Sounds like a great place for a kid to go to school, right?
If you thought so, you might wish to take a closer look.
While overcrowding problems at both P.S. 24 and P.S. 81 are well-known, the schools’ academic performance is, nonetheless, generally held in high regard. At P.S. 24, some 46 percent of students meet state standards on the state English test, according to the latest Education Department data for the 2014-2015 academic year, compared to the city’s average of only 30 percent.
This may sound impressive, but the next bit of data provided by the Education Department suggests a different picture:
Students from other schools in New York City with backgrounds that are the most similar to those of students at P.S. 24, based on their incoming test scores, economic need and other factors — the “comparison group,” in Education Department terms — showed a 53-percent success rate on the state English test. The 7-percentage point advantage over P.S. 24 may not be huge, but it’s there.

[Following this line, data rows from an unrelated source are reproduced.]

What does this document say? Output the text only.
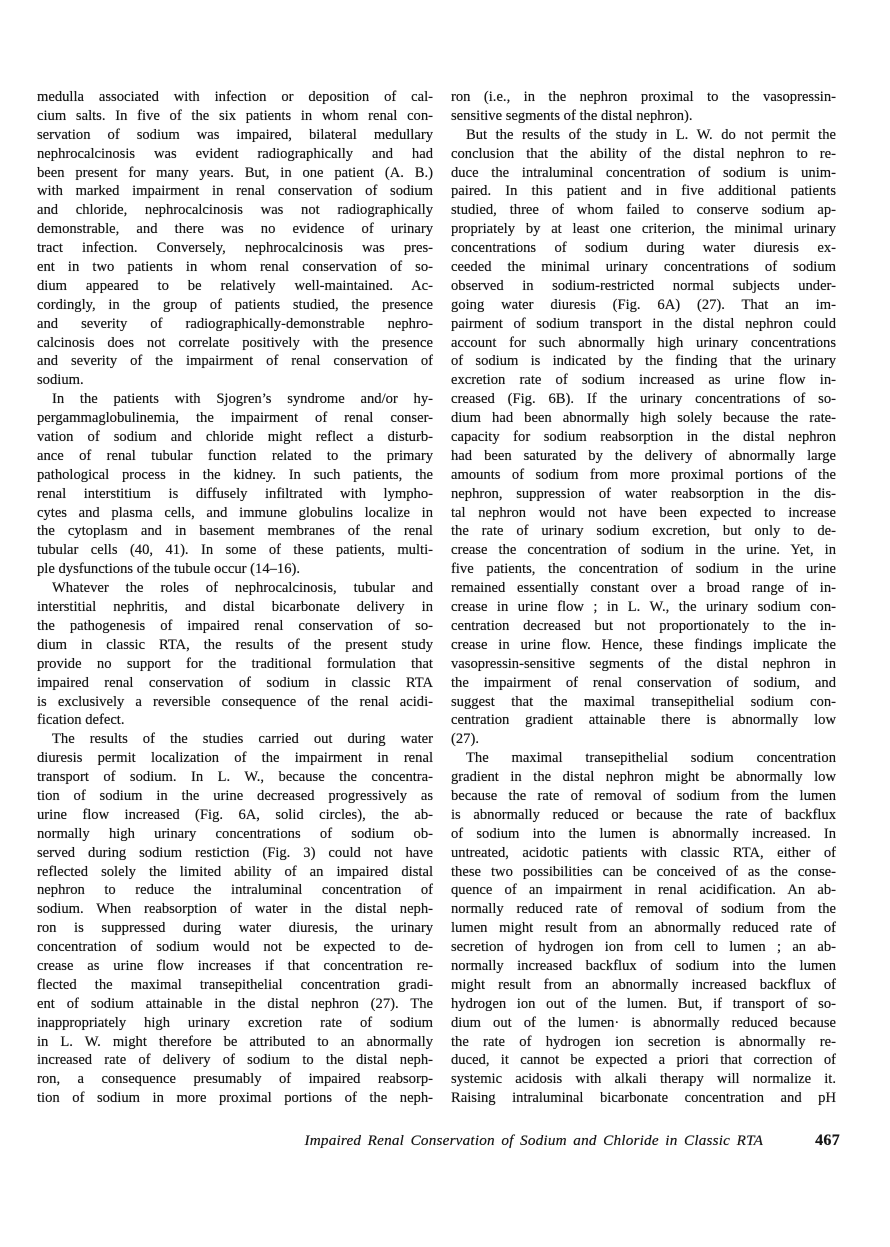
medulla associated with infection or deposition of cal-
cium salts. In five of the six patients in whom renal con-
servation of sodium was impaired, bilateral medullary
nephrocalcinosis was evident radiographically and had
been present for many years. But, in one patient (A. B.)
with marked impairment in renal conservation of sodium
and chloride, nephrocalcinosis was not radiographically
demonstrable, and there was no evidence of urinary
tract infection. Conversely, nephrocalcinosis was pres-
ent in two patients in whom renal conservation of so-
dium appeared to be relatively well-maintained. Ac-
cordingly, in the group of patients studied, the presence
and severity of radiographically-demonstrable nephro-
calcinosis does not correlate positively with the presence
and severity of the impairment of renal conservation of
sodium.
In the patients with Sjogren’s syndrome and/or hy-
pergammaglobulinemia, the impairment of renal conser-
vation of sodium and chloride might reflect a disturb-
ance of renal tubular function related to the primary
pathological process in the kidney. In such patients, the
renal interstitium is diffusely infiltrated with lympho-
cytes and plasma cells, and immune globulins localize in
the cytoplasm and in basement membranes of the renal
tubular cells (40, 41). In some of these patients, multi-
ple dysfunctions of the tubule occur (14–16).
Whatever the roles of nephrocalcinosis, tubular and
interstitial nephritis, and distal bicarbonate delivery in
the pathogenesis of impaired renal conservation of so-
dium in classic RTA, the results of the present study
provide no support for the traditional formulation that
impaired renal conservation of sodium in classic RTA
is exclusively a reversible consequence of the renal acidi-
fication defect.
The results of the studies carried out during water
diuresis permit localization of the impairment in renal
transport of sodium. In L. W., because the concentra-
tion of sodium in the urine decreased progressively as
urine flow increased (Fig. 6A, solid circles), the ab-
normally high urinary concentrations of sodium ob-
served during sodium restiction (Fig. 3) could not have
reflected solely the limited ability of an impaired distal
nephron to reduce the intraluminal concentration of
sodium. When reabsorption of water in the distal neph-
ron is suppressed during water diuresis, the urinary
concentration of sodium would not be expected to de-
crease as urine flow increases if that concentration re-
flected the maximal transepithelial concentration gradi-
ent of sodium attainable in the distal nephron (27). The
inappropriately high urinary excretion rate of sodium
in L. W. might therefore be attributed to an abnormally
increased rate of delivery of sodium to the distal neph-
ron, a consequence presumably of impaired reabsorp-
tion of sodium in more proximal portions of the neph-
ron (i.e., in the nephron proximal to the vasopressin-
sensitive segments of the distal nephron).
But the results of the study in L. W. do not permit the
conclusion that the ability of the distal nephron to re-
duce the intraluminal concentration of sodium is unim-
paired. In this patient and in five additional patients
studied, three of whom failed to conserve sodium ap-
propriately by at least one criterion, the minimal urinary
concentrations of sodium during water diuresis ex-
ceeded the minimal urinary concentrations of sodium
observed in sodium-restricted normal subjects under-
going water diuresis (Fig. 6A) (27). That an im-
pairment of sodium transport in the distal nephron could
account for such abnormally high urinary concentrations
of sodium is indicated by the finding that the urinary
excretion rate of sodium increased as urine flow in-
creased (Fig. 6B). If the urinary concentrations of so-
dium had been abnormally high solely because the rate-
capacity for sodium reabsorption in the distal nephron
had been saturated by the delivery of abnormally large
amounts of sodium from more proximal portions of the
nephron, suppression of water reabsorption in the dis-
tal nephron would not have been expected to increase
the rate of urinary sodium excretion, but only to de-
crease the concentration of sodium in the urine. Yet, in
five patients, the concentration of sodium in the urine
remained essentially constant over a broad range of in-
crease in urine flow ; in L. W., the urinary sodium con-
centration decreased but not proportionately to the in-
crease in urine flow. Hence, these findings implicate the
vasopressin-sensitive segments of the distal nephron in
the impairment of renal conservation of sodium, and
suggest that the maximal transepithelial sodium con-
centration gradient attainable there is abnormally low
(27).
The maximal transepithelial sodium concentration
gradient in the distal nephron might be abnormally low
because the rate of removal of sodium from the lumen
is abnormally reduced or because the rate of backflux
of sodium into the lumen is abnormally increased. In
untreated, acidotic patients with classic RTA, either of
these two possibilities can be conceived of as the conse-
quence of an impairment in renal acidification. An ab-
normally reduced rate of removal of sodium from the
lumen might result from an abnormally reduced rate of
secretion of hydrogen ion from cell to lumen ; an ab-
normally increased backflux of sodium into the lumen
might result from an abnormally increased backflux of
hydrogen ion out of the lumen. But, if transport of so-
dium out of the lumen· is abnormally reduced because
the rate of hydrogen ion secretion is abnormally re-
duced, it cannot be expected a priori that correction of
systemic acidosis with alkali therapy will normalize it.
Raising intraluminal bicarbonate concentration and pH
Impaired Renal Conservation of Sodium and Chloride in Classic RTA	467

At P.S. 81, the state’s standards on the English test were met by 42 percent of students in 2014-15. This is also above the city’s average, but slightly below the school’s “comparison group” rate of 44 percent.
Schools in the northwest Bronx schools beyond Riverdale generally fare more poorly. At the Sheila Mencher School (P.S. 95) in Van Cortlandt Village — a tranquil, tree-lined, mostly middle-class neighborhood — only 19 percent of students met the state’s standards on the English test in 2014-15. Its comparison group’s rate stood at 21 percent that year, according to the Education Department.
Perhaps it should come as no surprise that the Education Department has chosen school District 10 in the Bronx — the northwest section of the borough that includes Riverdale and Van Cortlandt Village, along with other neighborhoods — as a place to deploy a cohort of reading coaches this year to train elementary school teachers.
District 10 is one of only four districts in New York City that will receive the first cohort of coaches when the training program, officially known as the Universal Literacy Initiative, begins this fall. The districts have been selected for having high shares of third-graders who fail to meet the state’s English-language test standards.
Finally, another bit of Department of Education data to add to the picture: At the Success Academy Bronx 1 charter school in the south Bronx — an institution that draws much praise and much criticism for its rigorous instruction and other aspects of its approach to education — a whopping 70 percent of students met the state’s standards on the English test. That’s more than twice the city average of 30 percent. And unlike elementary schools P.S. 24, P.S. 81 and P.S. 95, the charter school actually exceeds its “comparison group” rate — which stands at 58 percent.
Also unlike the three elementary public schools, the charter school has a nearly exclusively black and Hispanic student body — groups that, according to the Education Department, generally fare worse on state tests than white or Asian students. Some 98% of the charter school’s students are black or Hispanic, and, given the school’s location in the south Bronx, many come from underprivileged neighborhoods or have to travel a considerable distance each day to get to school.
Riverdalian elementary public schools’ success rates on the state English test of 42 percent and 46 percent seem anemic by comparison.
The fact that many schools in the city show even lower performance rates should hardly serve as a consolation. And while the problem of poor reading skills among school students may have no easy fix, the community should look into more ways of improving academic performance at the ailing local schools.